An online search will quickly discover a good number of learned publications that appear to answer this question with a resounding ‘no’. The majority maintain that a vast initial mass of tens of thousands of tonnes would be required for a football-sized chunk to reach ground level. But is this necessarily the case? The assumption is that frictional ablation would melt away most of the object’s mass, but this ignores certain factors:
1) Objects entering the atmosphere from deep space may hit the Earth head-on, at a combined velocity of 220,000kph or more. But equally, they may ‘creep up’ on the Earth from behind, with a closing velocity of just a few thousand kph, reducing frictional heating by a huge amount
2) Our putative ice meteor would be at a temperature just a few degrees above absolute zero (-273 degrees C) Whilst the outer layers would indeed become extremely hot, they would slough off like the heat shield of a re-entering Apollo spacecraft, taking heat energy with them.
Moreover, like the tiles on the five Shuttle Orbiters, ice is a pretty poor conductor of heat, so that the interior could be expected to survive better than, say, a piece of rock or iron.
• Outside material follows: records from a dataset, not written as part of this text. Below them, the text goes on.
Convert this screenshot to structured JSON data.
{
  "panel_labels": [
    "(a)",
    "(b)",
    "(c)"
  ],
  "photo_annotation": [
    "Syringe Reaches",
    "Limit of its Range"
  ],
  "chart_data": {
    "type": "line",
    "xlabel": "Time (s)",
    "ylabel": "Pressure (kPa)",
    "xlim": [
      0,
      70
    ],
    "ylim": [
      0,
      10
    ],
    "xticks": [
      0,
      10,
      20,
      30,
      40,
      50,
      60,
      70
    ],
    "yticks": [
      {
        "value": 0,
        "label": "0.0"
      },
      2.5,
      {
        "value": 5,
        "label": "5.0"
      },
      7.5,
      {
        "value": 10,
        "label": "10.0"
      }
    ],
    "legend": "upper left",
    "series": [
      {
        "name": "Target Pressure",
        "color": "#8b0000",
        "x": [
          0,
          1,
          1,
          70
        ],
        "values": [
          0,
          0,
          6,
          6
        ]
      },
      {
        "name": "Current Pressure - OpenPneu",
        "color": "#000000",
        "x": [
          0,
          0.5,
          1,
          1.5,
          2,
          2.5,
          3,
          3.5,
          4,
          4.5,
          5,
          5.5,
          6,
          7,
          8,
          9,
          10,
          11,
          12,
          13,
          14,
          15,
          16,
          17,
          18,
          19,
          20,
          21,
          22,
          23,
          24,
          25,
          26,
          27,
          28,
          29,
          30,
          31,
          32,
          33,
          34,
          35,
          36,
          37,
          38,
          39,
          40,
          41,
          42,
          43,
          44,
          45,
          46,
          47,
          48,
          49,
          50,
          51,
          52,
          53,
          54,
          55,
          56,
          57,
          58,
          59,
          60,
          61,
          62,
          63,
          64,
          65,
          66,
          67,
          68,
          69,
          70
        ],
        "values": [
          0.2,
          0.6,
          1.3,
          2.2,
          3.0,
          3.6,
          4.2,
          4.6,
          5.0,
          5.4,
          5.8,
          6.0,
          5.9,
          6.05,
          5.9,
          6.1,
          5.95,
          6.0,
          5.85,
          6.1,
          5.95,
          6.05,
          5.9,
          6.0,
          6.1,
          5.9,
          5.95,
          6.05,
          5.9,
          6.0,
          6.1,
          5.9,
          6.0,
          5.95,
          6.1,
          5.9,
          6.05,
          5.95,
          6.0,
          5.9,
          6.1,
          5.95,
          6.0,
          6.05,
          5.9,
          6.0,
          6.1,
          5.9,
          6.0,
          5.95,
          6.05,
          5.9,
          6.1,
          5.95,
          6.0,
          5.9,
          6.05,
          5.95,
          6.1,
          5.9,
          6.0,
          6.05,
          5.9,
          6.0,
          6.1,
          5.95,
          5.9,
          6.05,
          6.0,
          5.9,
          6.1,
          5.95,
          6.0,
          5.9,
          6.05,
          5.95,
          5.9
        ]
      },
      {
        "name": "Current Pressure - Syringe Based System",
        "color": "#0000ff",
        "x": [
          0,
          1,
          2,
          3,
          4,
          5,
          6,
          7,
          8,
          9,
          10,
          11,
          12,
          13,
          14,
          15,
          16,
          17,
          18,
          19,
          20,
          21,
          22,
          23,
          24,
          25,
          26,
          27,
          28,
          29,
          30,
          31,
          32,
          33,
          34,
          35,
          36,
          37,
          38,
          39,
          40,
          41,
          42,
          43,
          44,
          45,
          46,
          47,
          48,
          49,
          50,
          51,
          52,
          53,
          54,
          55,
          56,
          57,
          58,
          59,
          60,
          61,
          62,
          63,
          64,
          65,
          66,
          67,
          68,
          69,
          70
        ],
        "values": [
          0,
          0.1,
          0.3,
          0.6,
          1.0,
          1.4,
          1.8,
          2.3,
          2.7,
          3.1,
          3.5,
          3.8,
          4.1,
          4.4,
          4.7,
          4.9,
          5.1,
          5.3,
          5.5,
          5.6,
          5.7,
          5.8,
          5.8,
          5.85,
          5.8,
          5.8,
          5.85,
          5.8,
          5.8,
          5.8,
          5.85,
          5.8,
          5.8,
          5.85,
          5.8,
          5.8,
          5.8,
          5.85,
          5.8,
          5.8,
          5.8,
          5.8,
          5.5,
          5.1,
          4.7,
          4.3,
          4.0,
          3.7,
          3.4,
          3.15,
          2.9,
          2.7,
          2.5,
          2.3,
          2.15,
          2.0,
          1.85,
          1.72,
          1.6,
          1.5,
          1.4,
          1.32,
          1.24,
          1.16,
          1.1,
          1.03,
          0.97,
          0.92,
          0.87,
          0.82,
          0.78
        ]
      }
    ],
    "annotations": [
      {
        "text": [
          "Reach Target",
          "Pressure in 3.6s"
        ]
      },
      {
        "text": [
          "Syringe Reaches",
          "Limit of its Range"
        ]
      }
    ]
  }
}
Assuming, then, that some of the ice that falls from the sky may indeed originate in space, two questions immediately occur:
Where would ice meteorites originate? The Solar System is full of water-ice: billions of tons make up most of the mass of each of the trillions of comets in the Oort Cloud and Kuyper Belt.
Additionally, the Asteroid Main Belt must hold thousands of captured objects from these remote regions: these, we know, are
occasionally deflected into the inner Solar System.
I have written elsewhere that it is my belief that the majority of large craters on the inner planets and their satellites are the result of cometary (rather than asteroidal) impacts:
certainly, recent research has shown that to be the case with the Gilf-el-Kebir in Egypt:
How could we prove an extraterrestrial origin?
The relative concentrations of two isotopes of oxygen (17O, and 18O ) is used to assign an origin to planetary and asteroidal
meteorites. Cometary water should display relative oxygen isotope concentrations different to that of terrestrial water.
At the time of writing, just a few megacryometeors have been tested: these have all had terrestrial ROICs. But the samples tested were just a tiny fraction of the numbers that fall on the Earth: it is unscientific to discount the possibility of ice
meteorites on such a small sample. Should a sample be found to have an exotic ROIC, it could then be examined for evidence of presolar grains, interplanetary dust and regalith fragments it had picked up during its wanderings in space.
In conclusion, I suggest there is a high probability that chunks of cometary ice do reach the Earth’s surface from time to time:
I have written this article in the hope that not all astronomers will continue to dismiss a possible extraterrestrial origin for these.